Prosecutors ask court to deny Luigi Mangione's bid to block death penalty
Published in News & Features
Federal prosecutors in Manhattan say Luigi Mangione’s motion to stop the government from seeking the death penalty is premature and not supported by legal authority.
On Tuesday, Acting U.S. Attorney Matthew Podolsky filed a response to a motion filed by Mangione’s defense team last week seeking to block the death penalty in the case against their client.
Mangione is accused of stalking and killing UnitedHealthcare CEO Brian Thompson outside a Midtown Manhattan hotel in the early hours of Dec. 4.
Earlier this month, Attorney General Pam Bondi announced the Justice Department would seek the death penalty against the 26-year-old Ivy League grad, calling the murder a “premeditated, cold-blooded assassination that shocked America”
On Friday, Mangione’s attorneys filed a motion seeking to keep the death penalty off the table, noting Bondi had “explicitly stated” that she had issued the directive to “carry out President Trump’s agenda to stop violent crime and Make America Safe Again.”
Defense attorney Karen Friedman Agnifilo argued the move was “political, arbitrary, capricious (and) a breach of established death penalty protocol.”
“When the United States plans to kill one of its citizens, it must follow statutory and internal procedures,” Friedman Agnifilo wrote. “Mangione seeks Court intervention now not merely because the Government has failed to follow these procedures but because it has abandoned them.”

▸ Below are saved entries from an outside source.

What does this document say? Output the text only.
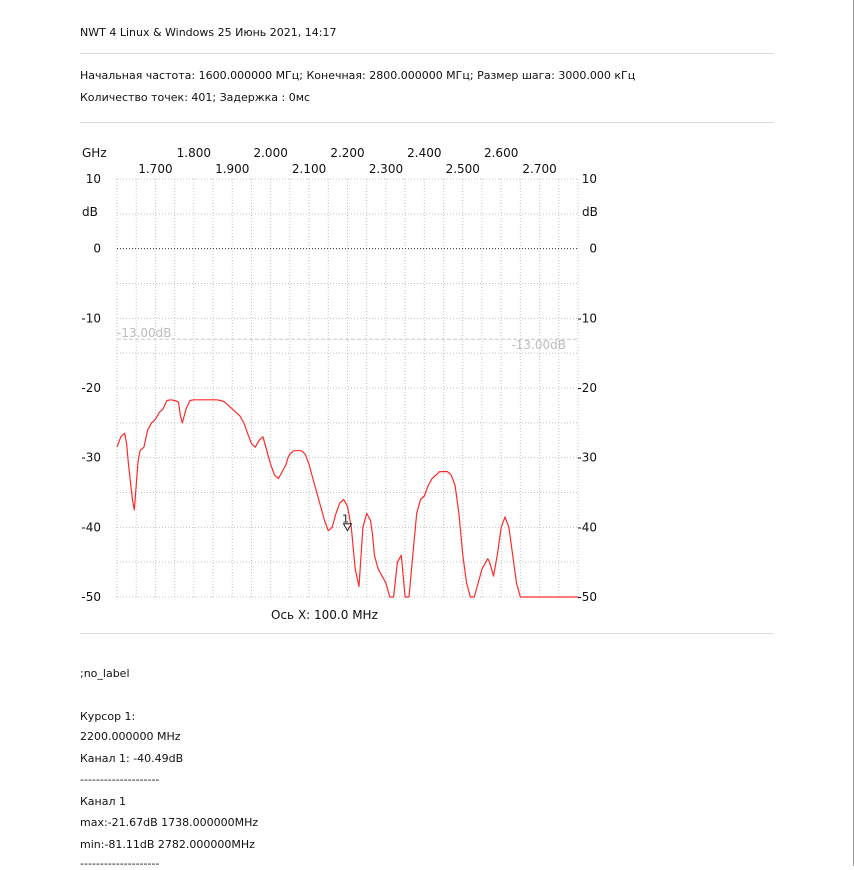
NWT 4 Linux & Windows 25 Июнь 2021, 14:17
Начальная частота: 1600.000000 МГц; Конечная: 2800.000000 МГц; Размер шага: 3000.000 кГц
Количество точек: 401; Задержка : 0мс
1.800	2.000	2.200	2.400	2.600
1.700	1.900	2.100	2.300	2.500	2.700
10	10
0	0
-10	-10
-20	-20
-30	-30
-40	-40
-50	-50
-13.00dB
-13.00dB
1
GHz
dB	dB
Ось X: 100.0 MHz
;no_label
Курсор 1:
2200.000000 MHz
Канал 1: -40.49dB
--------------------
Канал 1
max:-21.67dB 1738.000000MHz
min:-81.11dB 2782.000000MHz
--------------------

While the high-profile defendant has yet to be indicted in federal court, he’s currently being held in federal custody at the Metropolitan Detention Center in Brooklyn based on a criminal complaint charging him with four counts — including using a firearm to commit murder — which could carry the death penalty.
On Tuesday, in response to the defense’s letter, prosecutors asked the court to deny the motion, arguing the case has not yet been indicted and the government has not filed a formal notice of intent to seek the death penalty.
“A defendant who wishes to challenge the legal propriety of the death penalty may do so at the appropriate time (after indictment) and in the appropriate forum (before the assigned District Judge who will preside over the case),” prosecutors wrote in their response.
Mangione faces charges in three separate jurisdictions: Pennsylvania State Court, New York State Supreme Court, and the federal court in Manhattan.
His next federal hearing is scheduled for Friday.